Major success looks like this: a reliable & holistic ability to identify & compensate original IP holders for any remixes of that IP (the fingerprinting solution). And, ownership in the platforms which rise up to enable creation & distribution of all this new, remixed content.

Partial ownership of these platforms has an additional benefit: the ability to set loose guidelines on truth. If you have a seat at the table when a song or interview is remixed or created, you can prevent defamation or certain beyond-the-pail remixing at the source vs. reactively. This could be a huge additional benefit that goes well beyond the precarious deal between rights holders and YouTube that we have today.

3 startup ideas to capitalize on this trend (other than the obvious)

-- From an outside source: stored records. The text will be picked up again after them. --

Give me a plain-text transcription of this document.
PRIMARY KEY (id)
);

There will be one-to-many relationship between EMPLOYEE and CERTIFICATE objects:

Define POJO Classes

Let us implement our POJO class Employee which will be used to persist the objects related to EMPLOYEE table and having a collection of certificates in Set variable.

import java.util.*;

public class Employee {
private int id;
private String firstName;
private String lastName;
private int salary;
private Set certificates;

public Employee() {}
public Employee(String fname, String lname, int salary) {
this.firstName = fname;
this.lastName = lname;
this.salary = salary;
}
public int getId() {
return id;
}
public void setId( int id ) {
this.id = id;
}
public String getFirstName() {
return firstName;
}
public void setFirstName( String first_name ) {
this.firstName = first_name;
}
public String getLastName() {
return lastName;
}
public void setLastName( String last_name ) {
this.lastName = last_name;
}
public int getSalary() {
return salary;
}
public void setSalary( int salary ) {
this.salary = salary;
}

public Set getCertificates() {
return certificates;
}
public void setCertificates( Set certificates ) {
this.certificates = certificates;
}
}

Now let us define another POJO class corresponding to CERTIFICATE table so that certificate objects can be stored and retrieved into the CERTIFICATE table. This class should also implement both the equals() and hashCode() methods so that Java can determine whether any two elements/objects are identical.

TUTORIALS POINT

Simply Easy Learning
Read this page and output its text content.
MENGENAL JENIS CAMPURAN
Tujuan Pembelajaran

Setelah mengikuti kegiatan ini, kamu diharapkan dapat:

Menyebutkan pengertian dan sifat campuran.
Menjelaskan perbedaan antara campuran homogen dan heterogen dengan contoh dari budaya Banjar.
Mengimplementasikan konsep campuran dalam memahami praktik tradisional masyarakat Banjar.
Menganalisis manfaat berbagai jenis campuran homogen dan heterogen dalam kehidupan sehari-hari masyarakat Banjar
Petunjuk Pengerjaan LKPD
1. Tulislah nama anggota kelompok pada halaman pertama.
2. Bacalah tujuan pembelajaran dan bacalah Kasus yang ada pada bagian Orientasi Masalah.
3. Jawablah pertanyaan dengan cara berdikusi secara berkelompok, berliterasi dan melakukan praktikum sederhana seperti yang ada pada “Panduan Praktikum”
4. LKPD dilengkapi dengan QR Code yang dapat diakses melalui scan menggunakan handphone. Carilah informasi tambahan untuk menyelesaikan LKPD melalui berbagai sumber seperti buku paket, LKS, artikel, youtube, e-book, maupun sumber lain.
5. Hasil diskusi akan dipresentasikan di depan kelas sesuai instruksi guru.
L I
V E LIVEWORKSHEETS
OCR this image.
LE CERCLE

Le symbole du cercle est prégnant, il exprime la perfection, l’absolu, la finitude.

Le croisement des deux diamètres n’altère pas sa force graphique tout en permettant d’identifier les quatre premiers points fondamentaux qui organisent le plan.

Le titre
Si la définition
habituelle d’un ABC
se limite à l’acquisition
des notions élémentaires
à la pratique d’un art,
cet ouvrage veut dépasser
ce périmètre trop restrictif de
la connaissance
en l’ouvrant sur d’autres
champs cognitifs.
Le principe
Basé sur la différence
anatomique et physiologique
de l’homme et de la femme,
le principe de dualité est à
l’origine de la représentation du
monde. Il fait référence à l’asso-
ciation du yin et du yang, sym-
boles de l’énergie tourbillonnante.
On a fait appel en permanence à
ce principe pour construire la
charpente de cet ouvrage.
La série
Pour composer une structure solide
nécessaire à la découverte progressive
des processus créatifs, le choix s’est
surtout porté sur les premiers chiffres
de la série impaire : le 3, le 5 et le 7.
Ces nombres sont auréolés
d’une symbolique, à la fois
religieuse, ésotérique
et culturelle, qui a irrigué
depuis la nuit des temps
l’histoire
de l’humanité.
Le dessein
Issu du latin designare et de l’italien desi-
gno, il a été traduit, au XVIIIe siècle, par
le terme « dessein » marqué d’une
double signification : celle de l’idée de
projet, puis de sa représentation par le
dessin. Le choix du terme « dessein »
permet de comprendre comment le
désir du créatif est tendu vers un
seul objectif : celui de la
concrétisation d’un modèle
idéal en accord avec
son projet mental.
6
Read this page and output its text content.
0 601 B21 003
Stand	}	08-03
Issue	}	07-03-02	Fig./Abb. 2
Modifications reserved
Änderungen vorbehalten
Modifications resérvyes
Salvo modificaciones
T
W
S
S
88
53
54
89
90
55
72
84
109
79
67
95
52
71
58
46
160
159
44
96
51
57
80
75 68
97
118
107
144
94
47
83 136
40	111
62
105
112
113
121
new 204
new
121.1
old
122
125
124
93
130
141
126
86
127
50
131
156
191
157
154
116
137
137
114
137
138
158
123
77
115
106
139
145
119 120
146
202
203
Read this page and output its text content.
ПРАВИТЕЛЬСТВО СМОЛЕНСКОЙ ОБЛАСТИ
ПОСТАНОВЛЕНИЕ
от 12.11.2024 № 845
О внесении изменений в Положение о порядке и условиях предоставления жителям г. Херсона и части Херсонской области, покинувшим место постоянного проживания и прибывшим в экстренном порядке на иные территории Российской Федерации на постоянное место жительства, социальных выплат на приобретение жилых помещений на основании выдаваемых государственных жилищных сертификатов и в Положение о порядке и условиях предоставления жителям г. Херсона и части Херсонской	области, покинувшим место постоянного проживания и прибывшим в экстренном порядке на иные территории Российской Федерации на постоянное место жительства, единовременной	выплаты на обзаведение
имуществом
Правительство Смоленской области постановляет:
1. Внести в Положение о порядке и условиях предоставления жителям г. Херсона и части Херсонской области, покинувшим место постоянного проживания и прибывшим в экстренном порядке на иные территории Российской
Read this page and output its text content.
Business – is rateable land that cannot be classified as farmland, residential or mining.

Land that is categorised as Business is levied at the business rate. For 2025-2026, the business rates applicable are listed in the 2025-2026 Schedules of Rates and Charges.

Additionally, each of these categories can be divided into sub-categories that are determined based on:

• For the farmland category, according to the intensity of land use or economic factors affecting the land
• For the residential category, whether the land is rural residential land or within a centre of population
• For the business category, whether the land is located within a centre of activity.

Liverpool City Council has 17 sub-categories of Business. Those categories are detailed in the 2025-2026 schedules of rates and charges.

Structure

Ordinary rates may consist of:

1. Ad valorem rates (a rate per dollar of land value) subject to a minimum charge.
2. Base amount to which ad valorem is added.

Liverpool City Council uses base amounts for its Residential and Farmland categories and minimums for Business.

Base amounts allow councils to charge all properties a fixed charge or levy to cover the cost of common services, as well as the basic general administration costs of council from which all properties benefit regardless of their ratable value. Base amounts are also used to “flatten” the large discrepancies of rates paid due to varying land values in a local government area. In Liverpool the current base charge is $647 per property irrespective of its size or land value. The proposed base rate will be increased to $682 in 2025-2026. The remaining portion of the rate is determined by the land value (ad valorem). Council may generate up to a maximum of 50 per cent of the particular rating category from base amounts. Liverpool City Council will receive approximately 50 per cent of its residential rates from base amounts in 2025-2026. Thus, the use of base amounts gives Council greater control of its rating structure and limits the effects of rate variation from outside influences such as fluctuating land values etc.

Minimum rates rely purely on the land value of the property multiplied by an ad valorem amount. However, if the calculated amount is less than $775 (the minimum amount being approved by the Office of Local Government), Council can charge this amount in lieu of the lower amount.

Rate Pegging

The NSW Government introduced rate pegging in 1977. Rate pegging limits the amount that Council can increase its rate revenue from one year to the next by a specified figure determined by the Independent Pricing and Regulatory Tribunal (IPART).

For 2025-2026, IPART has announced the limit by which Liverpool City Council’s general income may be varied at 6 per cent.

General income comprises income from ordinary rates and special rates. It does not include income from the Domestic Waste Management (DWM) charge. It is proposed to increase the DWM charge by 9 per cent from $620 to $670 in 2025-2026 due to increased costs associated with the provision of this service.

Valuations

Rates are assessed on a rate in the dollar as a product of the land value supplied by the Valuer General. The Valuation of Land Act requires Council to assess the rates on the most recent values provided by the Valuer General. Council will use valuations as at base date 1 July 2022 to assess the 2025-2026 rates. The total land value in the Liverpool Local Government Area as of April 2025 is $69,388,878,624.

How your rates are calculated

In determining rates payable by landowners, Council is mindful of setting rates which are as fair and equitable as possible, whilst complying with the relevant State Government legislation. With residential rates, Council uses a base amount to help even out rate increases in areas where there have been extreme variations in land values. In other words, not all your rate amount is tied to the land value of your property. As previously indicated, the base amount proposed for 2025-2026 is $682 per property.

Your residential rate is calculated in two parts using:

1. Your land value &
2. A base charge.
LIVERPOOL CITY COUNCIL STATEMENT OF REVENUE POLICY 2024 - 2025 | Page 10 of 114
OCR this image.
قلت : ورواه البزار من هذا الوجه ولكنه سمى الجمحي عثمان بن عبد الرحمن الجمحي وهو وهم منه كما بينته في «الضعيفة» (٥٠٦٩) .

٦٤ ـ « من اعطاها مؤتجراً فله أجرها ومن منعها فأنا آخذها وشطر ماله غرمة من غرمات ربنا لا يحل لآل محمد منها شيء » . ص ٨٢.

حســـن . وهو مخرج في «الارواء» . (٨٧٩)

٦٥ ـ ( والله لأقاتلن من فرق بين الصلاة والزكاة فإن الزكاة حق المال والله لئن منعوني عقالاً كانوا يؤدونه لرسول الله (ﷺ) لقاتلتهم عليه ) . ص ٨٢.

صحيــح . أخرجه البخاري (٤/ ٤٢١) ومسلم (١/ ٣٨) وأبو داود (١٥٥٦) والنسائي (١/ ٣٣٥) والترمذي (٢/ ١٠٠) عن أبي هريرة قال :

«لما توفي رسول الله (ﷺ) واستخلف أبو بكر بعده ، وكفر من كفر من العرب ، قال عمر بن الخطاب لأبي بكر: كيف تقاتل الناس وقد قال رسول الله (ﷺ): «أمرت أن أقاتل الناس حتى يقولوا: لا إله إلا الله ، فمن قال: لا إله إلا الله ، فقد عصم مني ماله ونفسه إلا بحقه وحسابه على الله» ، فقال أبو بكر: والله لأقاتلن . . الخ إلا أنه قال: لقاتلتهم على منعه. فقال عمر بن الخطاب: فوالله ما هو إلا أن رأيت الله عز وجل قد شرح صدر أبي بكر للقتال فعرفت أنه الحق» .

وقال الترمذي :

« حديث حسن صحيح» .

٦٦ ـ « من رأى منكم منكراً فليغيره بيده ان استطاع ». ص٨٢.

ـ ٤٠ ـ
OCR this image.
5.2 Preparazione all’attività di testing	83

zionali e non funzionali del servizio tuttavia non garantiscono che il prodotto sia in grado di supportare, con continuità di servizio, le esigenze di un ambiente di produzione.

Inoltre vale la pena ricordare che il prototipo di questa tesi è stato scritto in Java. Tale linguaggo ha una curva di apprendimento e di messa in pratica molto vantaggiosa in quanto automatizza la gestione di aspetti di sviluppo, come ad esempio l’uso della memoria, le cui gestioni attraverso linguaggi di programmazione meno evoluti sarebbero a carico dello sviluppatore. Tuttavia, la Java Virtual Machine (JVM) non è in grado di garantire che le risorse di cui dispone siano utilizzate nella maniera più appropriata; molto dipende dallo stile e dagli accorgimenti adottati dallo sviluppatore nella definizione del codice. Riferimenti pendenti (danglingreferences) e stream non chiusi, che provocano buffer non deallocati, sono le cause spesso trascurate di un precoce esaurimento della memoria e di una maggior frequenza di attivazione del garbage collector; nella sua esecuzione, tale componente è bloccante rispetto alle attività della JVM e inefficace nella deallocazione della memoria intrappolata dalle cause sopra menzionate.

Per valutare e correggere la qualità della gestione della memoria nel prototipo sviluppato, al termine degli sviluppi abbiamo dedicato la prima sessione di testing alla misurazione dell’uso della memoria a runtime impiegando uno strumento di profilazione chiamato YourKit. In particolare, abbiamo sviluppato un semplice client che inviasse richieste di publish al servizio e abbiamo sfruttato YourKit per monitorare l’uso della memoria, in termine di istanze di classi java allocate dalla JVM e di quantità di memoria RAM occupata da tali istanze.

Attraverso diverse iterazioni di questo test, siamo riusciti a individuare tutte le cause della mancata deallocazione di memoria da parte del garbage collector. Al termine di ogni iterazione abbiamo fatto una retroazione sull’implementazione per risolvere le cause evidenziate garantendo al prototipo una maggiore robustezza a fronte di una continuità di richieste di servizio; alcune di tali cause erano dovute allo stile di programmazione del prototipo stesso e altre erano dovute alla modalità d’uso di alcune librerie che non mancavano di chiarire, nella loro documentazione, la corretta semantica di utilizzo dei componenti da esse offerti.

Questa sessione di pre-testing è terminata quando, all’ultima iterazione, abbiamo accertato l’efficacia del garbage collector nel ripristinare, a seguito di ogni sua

The obvious one is to build the next YouTube or TikTok using user-generated AI-derived music / video remixes as the primary content medium — duh. This will undoubtedly exist in some form – it will face enormous headwinds from IP owners – and it will succeed nonetheless due to consumer demand.

So let’s get to a few less obvious, more esoteric, and (to some) more interesting ideas:

  1. Fingerprinting technology: It’s great that Google was able to build a content identifier for its YouTube services. But what about all the non-Google owned properties where this content appears? Shouldn’t the identification service be omnichannel?

  2. Fan fiction: How about pre-negotiating the rights to original IP in a certain vertical (let’s see negotiating song rights with labels) and allowing a set of creator tools to remix on top of those paid-for rights? Services like WattPad already exist to allow fan creation; this would build on an already massive trend.

  3. 21st century A&R: Just like the DJs who quickly mastered new software in the 2010s, the ability to use new tools to remix original IP via AI will become a sought after skillset in itself. Just like in every media paradigm before, the agents who can find these hidden gems before they blow up can participate in that rise to stardom. And there are ways to automate this too. See Jukin Media, which has made a business of programmatically identifying viral user-generated content, buying the rights, and monetizing.

The bottom line is that the Media industry can choose whether to proactively jump on the generative AI train – or be dragged, kicking & screaming, when the flood gates inevitably open. The train has left the station on this one, so normative questions about what should happen are moot at this point.